Reviews: The League of Extraordinary Gentleman Black Dossier

Published on March 24th, 2009

The League of Extraordinary Gentlemen Black Dossier

Forget the movie, which with comic books is a pretty standard phrase, The League of Extraordinary Gentleman are back in their not quite third adventure. Black Dossier is more of a side project than a full adventure but if you’re a fan then it’s a damn fine read.

Set in world where all literary works are actual history the story begins in 1950’s Britain at the end of the post WWII Big Brother government, where two associates of the League steal the government’s Black Dossier; their sum knowledge of all incarnations of the League and its history. The pair must then escape the government’s agents and discover what they really know.

As with a lot of Alan Moore’s work the whole book is a mix of both comic pages and full prose literature and as the protagonists read the book you get to read it yourself. Made as a collection of banned books, magazines, articles and reports it tells a history that includes part of a lost Shakespeare play, a sequel to Fanny Hill, and Jeeves and Wooster meeting the dark gods of H.P.Lovecraft. Each section is written in the appropriate style and 6 pages of unpunctuated Beat Poetry is tough going at first, but plain groovy when you get the beat.

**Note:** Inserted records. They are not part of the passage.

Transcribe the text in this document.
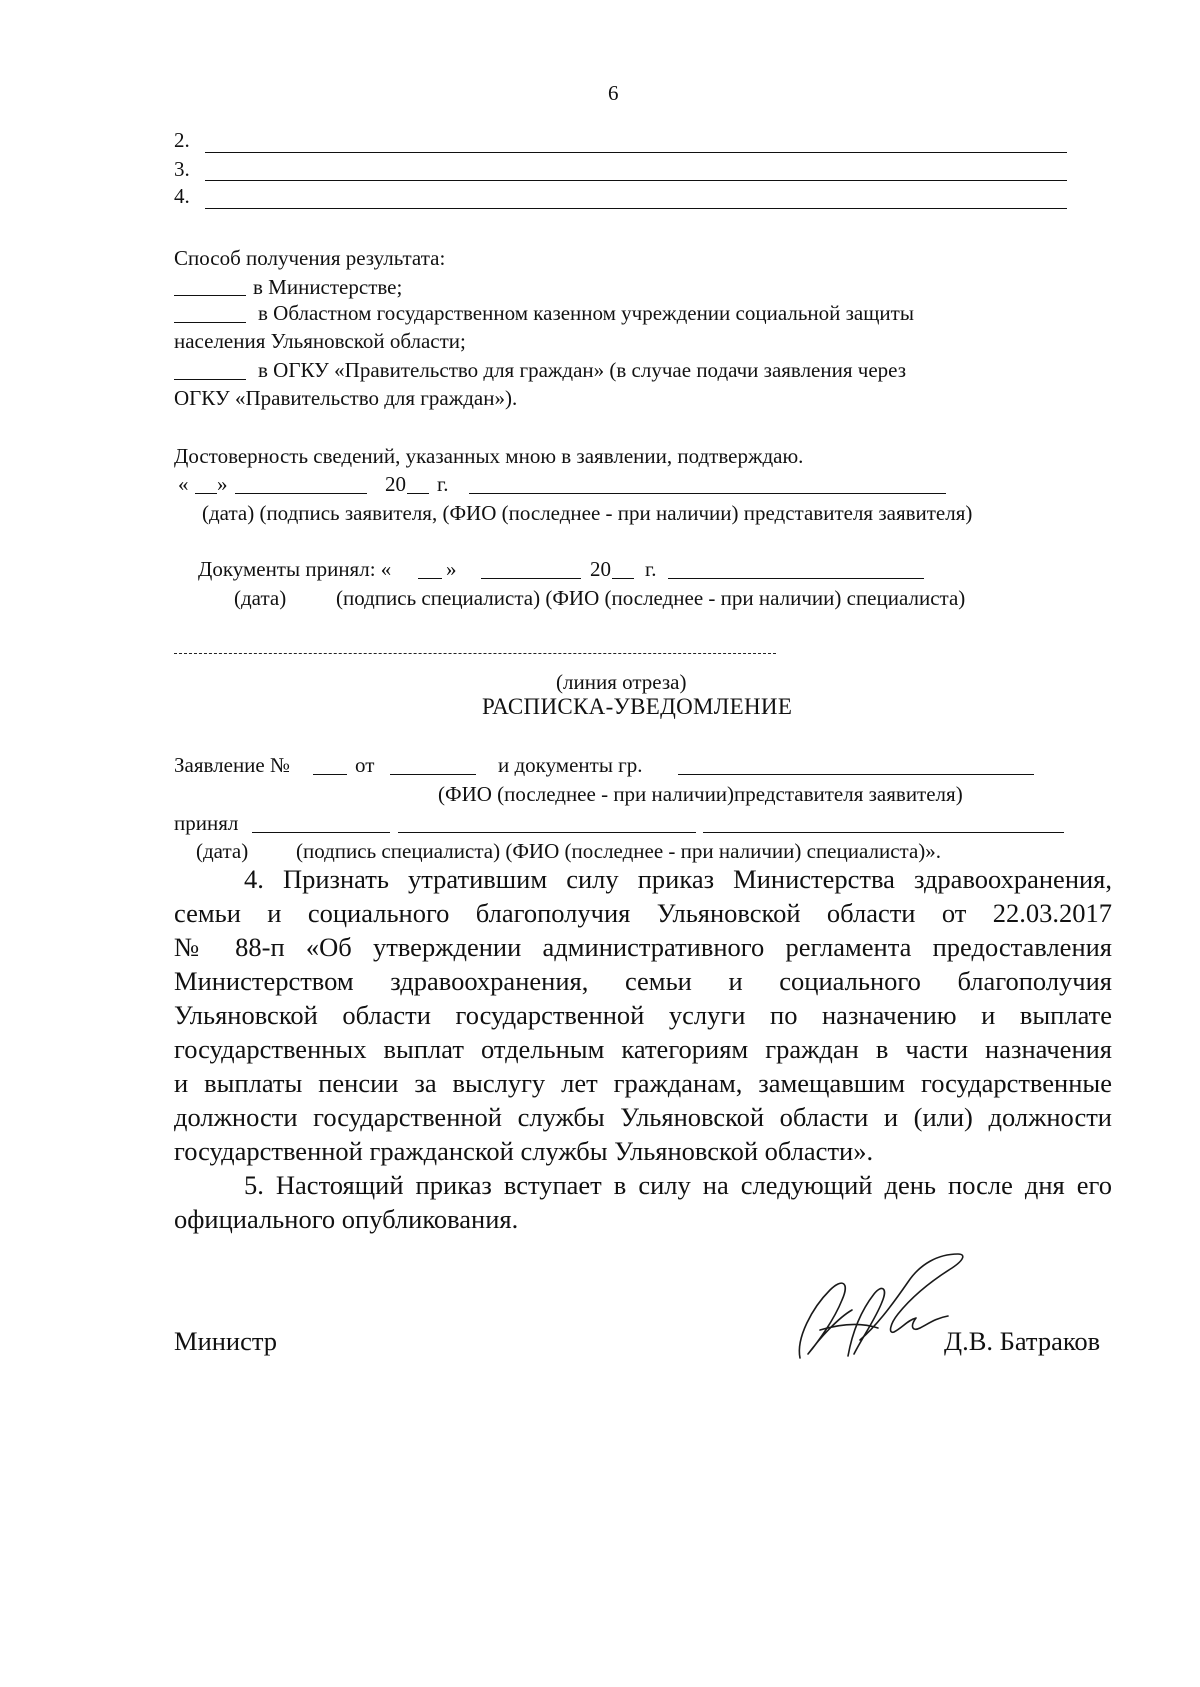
6
2.
3.
4.
Способ получения результата:
в Министерстве;
в Областном государственном казенном учреждении социальной защиты
населения Ульяновской области;
в ОГКУ «Правительство для граждан» (в случае подачи заявления через
ОГКУ «Правительство для граждан»).
Достоверность сведений, указанных мною в заявлении, подтверждаю.
« »	20 г.
(дата) (подпись заявителя, (ФИО (последнее - при наличии) представителя заявителя)
Документы принял: «	»	20 г.
(дата) (подпись специалиста) (ФИО (последнее - при наличии) специалиста)
(линия отреза)
РАСПИСКА-УВЕДОМЛЕНИЕ
Заявление №	от	и документы гр.
(ФИО (последнее - при наличии)представителя заявителя)
принял
(дата) (подпись специалиста) (ФИО (последнее - при наличии) специалиста)».
4. Признать утратившим силу приказ Министерства здравоохранения,
семьи и социального благополучия Ульяновской области от 22.03.2017
№ 88-п «Об утверждении административного регламента предоставления
Министерством здравоохранения, семьи и социального благополучия
Ульяновской области государственной услуги по назначению и выплате
государственных выплат отдельным категориям граждан в части назначения
и выплаты пенсии за выслугу лет гражданам, замещавшим государственные
должности государственной службы Ульяновской области и (или) должности
государственной гражданской службы Ульяновской области».
5. Настоящий приказ вступает в силу на следующий день после дня его
официального опубликования.
Министр	Д.В. Батраков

As with the earlier adventures the art and writing are incredible and pack in so many references to so many things that you’re left bewildered and wishing you were better read. In this case, along with the great-grandson of the League’s former contact Campion Bond (Jimmy wears a sharp suit, drinks vodka martinis and has a penchant for rape), Harry Lime shows up and passing references include Carry On Films, Up Pompeii and the Fast Show. There’s a spaceport straight from Dan Dare and Fireball XL-4 turns up (for any fans of Jerry Anderson’s Fireball XL-5, also look out for Supercar).

It’s a handsome book and comes complete with a pull out Tijuana Bible porno comic (once more the comic is packed with sex, violence and strong language) and a pair of 3D glasses for the last section of the book, which work surprisingly well.

All said, if you’re a big fan of the first two volumes of the League’s adventures this is an excellent addition and gives a depth to their world and history not previously seen. If you’ve not read the other volumes this is no place to start. It’s an unashamedly intellectual read, with a lot of unashamedly low brow stuff thrown in, that takes the reader on a romp through the literary world of 1950’s Britain.

Not for anyone who skipped the text at the end of the chapters in Watchmen.

The League are set to return this April, but given Alan Moore’s previous track record on releasing books we can but hope. Big Numbers anyone?